Совокупная картина неряшества и неблагообразия, человеческих и материальных лоскутьев, тем больше должна была наконец потрясти Гоголя, что она не служила для него простою абстракцией, не рисовалась ему издалека: напротив, его писательское зрение было поразительно, и он видел, явственно видел своих героев с ног до головы и такими же показал их читателям. Нет у нас живописи более яркой, фигур, написанных более отчетливо и сочно, полотен большей перспективы. Гоголь сразу и живым брал всего человека, рассматривал его как-то во всех трех измерениях, удивительно знал его, – необычайно давалась ему художественная антропология. Для него не было ничего мимолетного и мелькающего; он все и всех задерживал, бродил между людьми и предметами, и нужна была ему биография первого встречного, и от каждого проводил он живые дороги дальше и в сторону, так что словно расстилалась перед ним человеческая анфилада. Он – самый любопытный из писателей, до всего ему дело; и, к счастью, порою это любопытство имеет в себе не только праздность и не только зоркость живописца-жанриста, но и, в своем эстетическом напряжении, возвышается до участливости и внимания. От художественного доходит Гоголь к человеческому. Очевидно, нельзя безнаказанно быть великим художником, т. е. нельзя, будучи им, совсем не быть в то же время и человечным. И вот почему, когда пройдет мимо уездный чиновник, Гоголь уже уносится мысленно в его бедную жизнь и задумывается: «Куда он идет, на вечер ли к какому-нибудь своему брату или прямо к себе домой, чтобы, посидевши с полчаса на крыльце, пока не совсем еще сгустились сумерки, сесть за ранний ужин с матушкой, с женой, с сестрой жены и всею семьей; и о чем будет веден разговор у них в то время, когда дворовая девка в монистах или мальчик в толстой куртке принесет уже после супа сальную свечу в долговечном домашнем подсвечнике».

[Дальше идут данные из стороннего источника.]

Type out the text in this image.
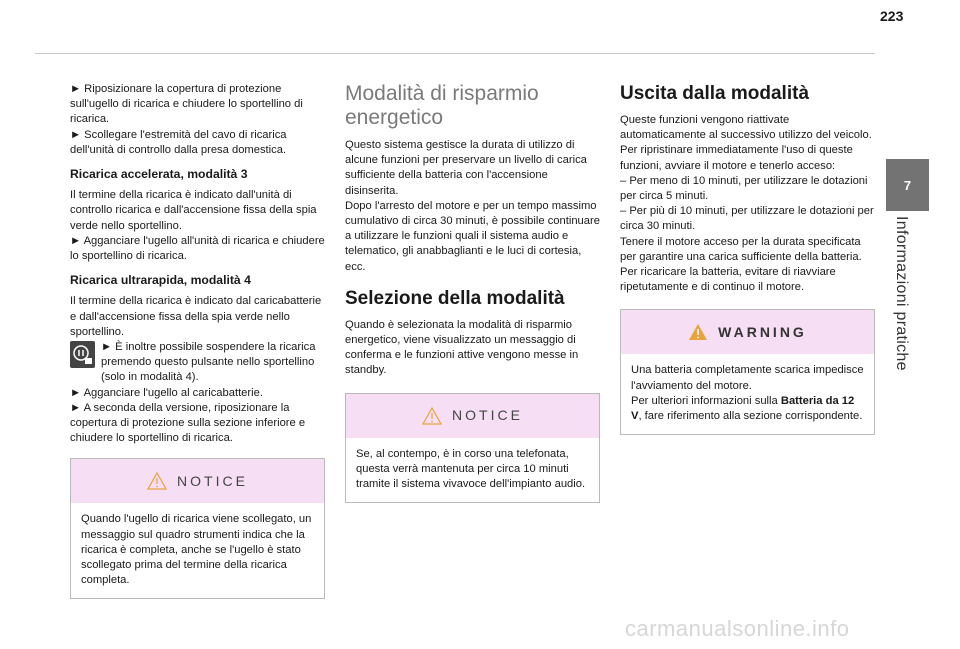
223
7
Informazioni pratiche
carmanualsonline.info

► Riposizionare la copertura di protezione sull'ugello di ricarica e chiudere lo sportellino di ricarica.

► Scollegare l'estremità del cavo di ricarica dell'unità di controllo dalla presa domestica.

Ricarica accelerata, modalità 3

Il termine della ricarica è indicato dall'unità di controllo ricarica e dall'accensione fissa della spia verde nello sportellino.

► Agganciare l'ugello all'unità di ricarica e chiudere lo sportellino di ricarica.

Ricarica ultrarapida, modalità 4

Il termine della ricarica è indicato dal caricabatterie e dall'accensione fissa della spia verde nello sportellino.

► È inoltre possibile sospendere la ricarica premendo questo pulsante nello sportellino (solo in modalità 4).

► Agganciare l'ugello al caricabatterie.

► A seconda della versione, riposizionare la copertura di protezione sulla sezione inferiore e chiudere lo sportellino di ricarica.

NOTICE
Quando l'ugello di ricarica viene scollegato, un messaggio sul quadro strumenti indica che la ricarica è completa, anche se l'ugello è stato scollegato prima del termine della ricarica completa.
Modalità di risparmio energetico

Questo sistema gestisce la durata di utilizzo di alcune funzioni per preservare un livello di carica sufficiente della batteria con l'accensione disinserita.

Dopo l'arresto del motore e per un tempo massimo cumulativo di circa 30 minuti, è possibile continuare a utilizzare le funzioni quali il sistema audio e telematico, gli anabbaglianti e le luci di cortesia, ecc.

Selezione della modalità

Quando è selezionata la modalità di risparmio energetico, viene visualizzato un messaggio di conferma e le funzioni attive vengono messe in standby.

NOTICE
Se, al contempo, è in corso una telefonata, questa verrà mantenuta per circa 10 minuti tramite il sistema vivavoce dell'impianto audio.
Uscita dalla modalità

Queste funzioni vengono riattivate automaticamente al successivo utilizzo del veicolo.

Per ripristinare immediatamente l'uso di queste funzioni, avviare il motore e tenerlo acceso:

– Per meno di 10 minuti, per utilizzare le dotazioni per circa 5 minuti.

– Per più di 10 minuti, per utilizzare le dotazioni per circa 30 minuti.

Tenere il motore acceso per la durata specificata per garantire una carica sufficiente della batteria.

Per ricaricare la batteria, evitare di riavviare ripetutamente e di continuo il motore.

WARNING

Una batteria completamente scarica impedisce l'avviamento del motore.

Per ulteriori informazioni sulla Batteria da 12 V, fare riferimento alla sezione corrispondente.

Поучительно, как иллюстрация к этой художественной дальнозоркости, то впечатление, какое произвел на Гоголя собственный «Ревизор», поставленный в театре. Неудовлетворенный автор жалуется в известном письме на дурную постановку комедии, – но кто знает, действительно ли настоящая причина овладевшего им уныния таилась в режиссерских и актерских недостатках спектакля? «Еще раз повторяю: тоска, тоска! Не знаю сам, отчего одолевает меня тоска». Быть может, то, чего не знал писатель, яснее нам, его читателям, и не потому ли сделалось Гоголю тоскливо на душе, что он увидел и услышал реальное воплощение своих комических химер? Когда к ясновидению автора присоединилась, хотя бы и несовершенная, конкретность лицедеев, живая осязательность сценической работы, тогда Гоголю стало невмочь, тогда смешное посмеялось уже над ним и обвеяло его безысходной горечью и грустью.
Они питались именно тем, что каждый предмет, как шкатулка Чичикова, непременно показывал ему все свои детали, и видна была писателю вся дробность жизни. Для него не было секретов и тайн, не было ничего интимного. Как Бетрищев при Чичикове, его персонажи делали при нем все, что угодно: умывались, фыркали, гоготали, одевались в свои фраки и кафтаны цвета наваринского дыму с пламенем или застуженного картофельного киселя, брились так, что намыленные щеки их становились как настоящий атлас в рассуждении гладкости и лоска, съедали те фиги, которыми они лечили свои флюсы… И Гоголь не только явственно видел: так же осязательны были и другие его чувства, его обоняние например (этот необычайный, на московском памятнике увековеченный нос…), и не выдумкой, а реальным ощущением были для него и запах Петрушки, и шарманка Ноздрева с ее дребезжащим Мальбруком.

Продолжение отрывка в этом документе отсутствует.